The Talc Mine started in 1948 and digs out 250,000 tonnes of talc a year. From white to dark green talc, this mine has a wonderful lookout that shows off the mine and the surrounding landscape.
Take a look at the pink lakes on the Perenjori-Three Springs Road on the way to the talc mine.
The dominant wheat silos in the middle of the town are emblematic of the reason for the towns existence, surrounded by wheat.
The main street is broad and straight with most of the towns services lined up for you.
Rossiter & Co Butchers is where Glen still makes his famous sausages.
The Commercial Hotel is a big old pub on the main street.

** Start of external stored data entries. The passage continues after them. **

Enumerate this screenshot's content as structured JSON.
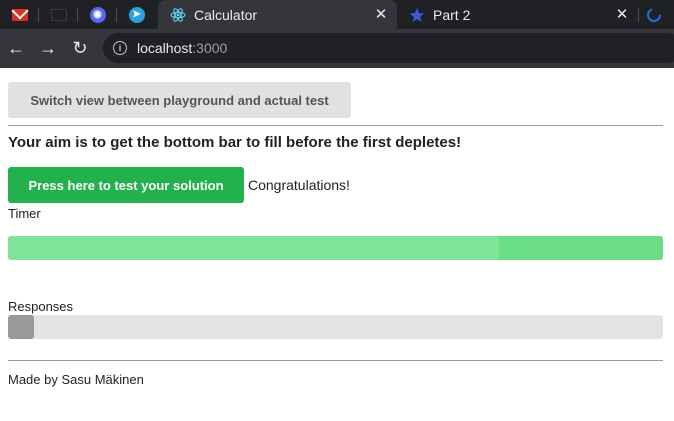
{
  "browser": {
    "tabs": [
      {
        "title": "Calculator",
        "active": true,
        "favicon": "react-icon"
      },
      {
        "title": "Part 2",
        "active": false,
        "favicon": "star-icon"
      }
    ],
    "pinned_tabs": [
      "gmail-icon",
      "gmail-icon",
      "discord-icon",
      "telegram-icon"
    ],
    "url_host": "localhost",
    "url_port": ":3000"
  },
  "page": {
    "switch_button": "Switch view between playground and actual test",
    "aim_text": "Your aim is to get the bottom bar to fill before the first depletes!",
    "test_button": "Press here to test your solution",
    "result_text": "Congratulations!",
    "timer_label": "Timer",
    "timer_progress": 0.75,
    "responses_label": "Responses",
    "responses_progress": 0.04,
    "footer": "Made by Sasu Mäkinen"
  },
  "colors": {
    "test_button": "#22b14c",
    "timer_bar": "#7fe39a",
    "responses_bar": "#999999",
    "bar_track": "#e3e3e3"
  }
}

One of our callers to the show, Simon, told us about his visits from the farm to the town as a kid growing up near Eneabba. He remarked that coming to Three Springs was like a metropolis and a great day out to play at the wheat silos and hang out at the shops in the main street.
Three Springs is a Hidden Treasure because it’s on the road less travelled if you want to explore the north on a roadtrip from Perth. It’s also a great destination outside the wildflower season because it’s a town that’s small enough to discover quickly, surrounded by land that’s big enough to take your breath away. Importantly, you can also imagine little Ro standing outside the butchers on the main street munching on her slice of polony.